Por Pablo Noé
Editor general adjunto
pnoe@lanacion.com.py
Corrían los años 90. Era un adolescente fanático de "Smell like teen spirit", de Nirvana, cuando en el colegio tuve mi primer contacto con una computadora, en un curso de introducción al apasionante y misterioso –en aquel entonces– mundo de la informática. Un universo bastante monótono, en el que DOS, Wordstar y Norton Commander eran los programas básicos que uno debía conocer para involucrarse en este nuevo paradigma.
Como todo chico apasionado, que se sentía privilegiado al acceder a este tipo de capacitaciones, decidí que uno de mis amores eternos, esos que duran un verano, era dedicarme a esta profesión. Soñaba con lo que sería el futuro y las necesidades de conocer a profundidad esta área del conocimiento. Reflexionaba sobre lo que decían los docentes, que le atribuían un poder gigante a la tecnología en nuestras vidas, en aquella proyección de tiempo, que es nuestro presente actual.
Aunque después los vientos cambiaron y la vida me llevó por otros destinos, estoy convencido que ni los expertos informáticos de la época, ni los soñadores empedernidos que dábamos nuestros primeros pasos en el tema, teníamos una vaga idea de la influencia de la tecnología en nuestro actual andar cotidiano.
Este aspecto de cohesión de conceptos entre el mundo real y virtual es uno de los principales desafíos que tenemos que afrontar en el proceso comunicativo educacional hoy. Agregándole una serie de factores que influyen de diversa manera en la concepción que tenemos de nuestro universo vital, como la globalización, el rápido desarrollo de nuevas aplicaciones que aceleran procesos de maduración, lo que acortó el plazo de cambio generacional que antes se daba entre padres e hijos, cuando que ahora la diferencia entre hermanos ya es muy marcada.
Este aspecto de cohesión de conceptos entre el mundo real y virtual es uno de los principales desafíos que tenemos que afrontar en el proceso comunicativo educacional hoy.
La atención dispersa, producto de la sobrecarga de estímulos, es la constante, en donde los mensajes ya no seducen por su contenido, sino por el contexto en el que son emitidos. En ocasiones, lo difícil no es descifrar el código, sino identificar el emisor. Cuidar que los receptores capten la idea que se pretende instalar es el principal compromiso del comunicador.
Las agendas de interés se establecen aleatoriamente de acuerdo a cada publico objetivo, lo que imposibilita pensar en una sola fórmula generalizada como la clave que garantice el éxito absoluto. La competencia de temas se amplificó al extremo y cuando se habla de un tema estrictamente político, no se puede reducir el universo de competencia al área, sino que uno debe sopesar la importancia de la aparición de uno de los bichos de Pokemon Go, como potente distractor que puede desarticular todo un esquema meticulosamente montado.

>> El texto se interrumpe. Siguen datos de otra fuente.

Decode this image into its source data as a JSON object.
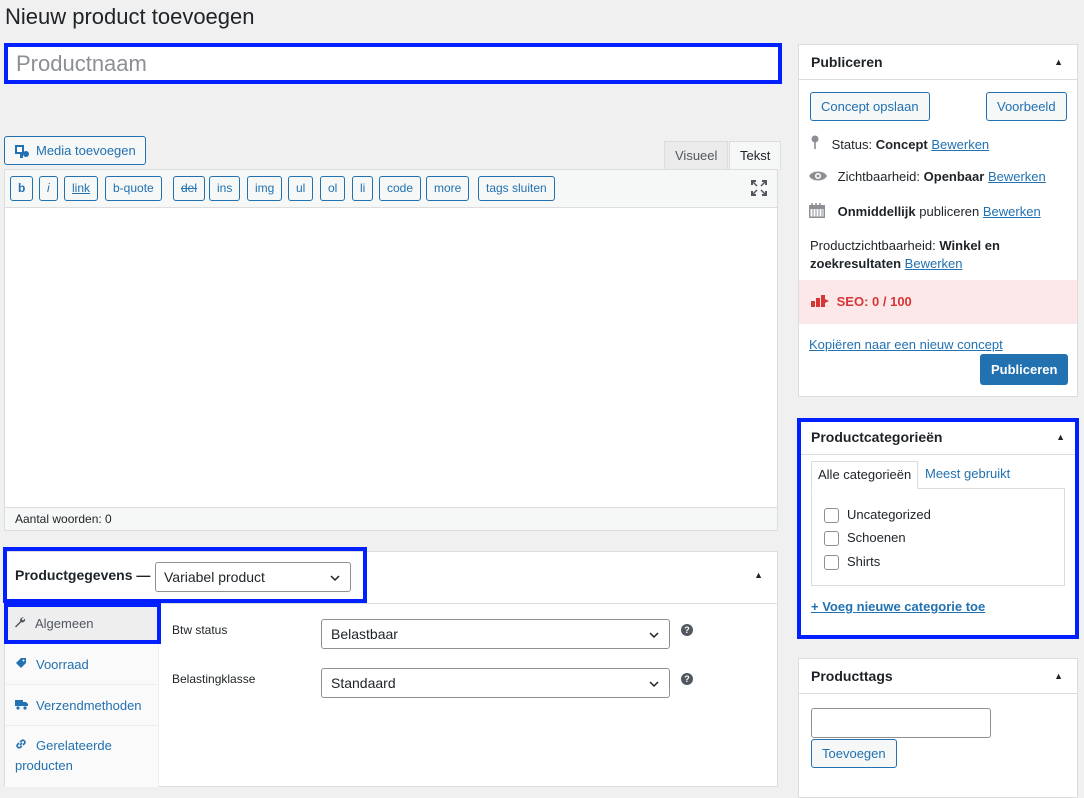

Este escenario que se replica en cada punto del planeta va estableciendo una lógica que tiene una dinámica propia. Para muchos esta puede ser una manera de equiparar distancias y acceder a beneficios que antes eran impensados, como el conocimiento y un público extremadamente masificado. Sin embargo, es como una moneda con dos caras, que trae beneficios innumerables, pero casi la misma cantidad de dificultades que se deben superar.
Si el proceso educativo formal sigue de espaldas a todo este esquema de acceso a la información, estaremos más cerca de perder la batalla que de subirnos al tren del éxito. Si cada núcleo familiar deja de aprovechar este fenómeno para obtener ventajas, estaremos condenados al fracaso. La responsabilidad en este proceso es fundamental para entender los alcances del trabajo que queda por delante y capitalizarlo. Los resultados posteriores serán radicalmente diferentes. Trabajemos para optimizar nuestras posibilidades.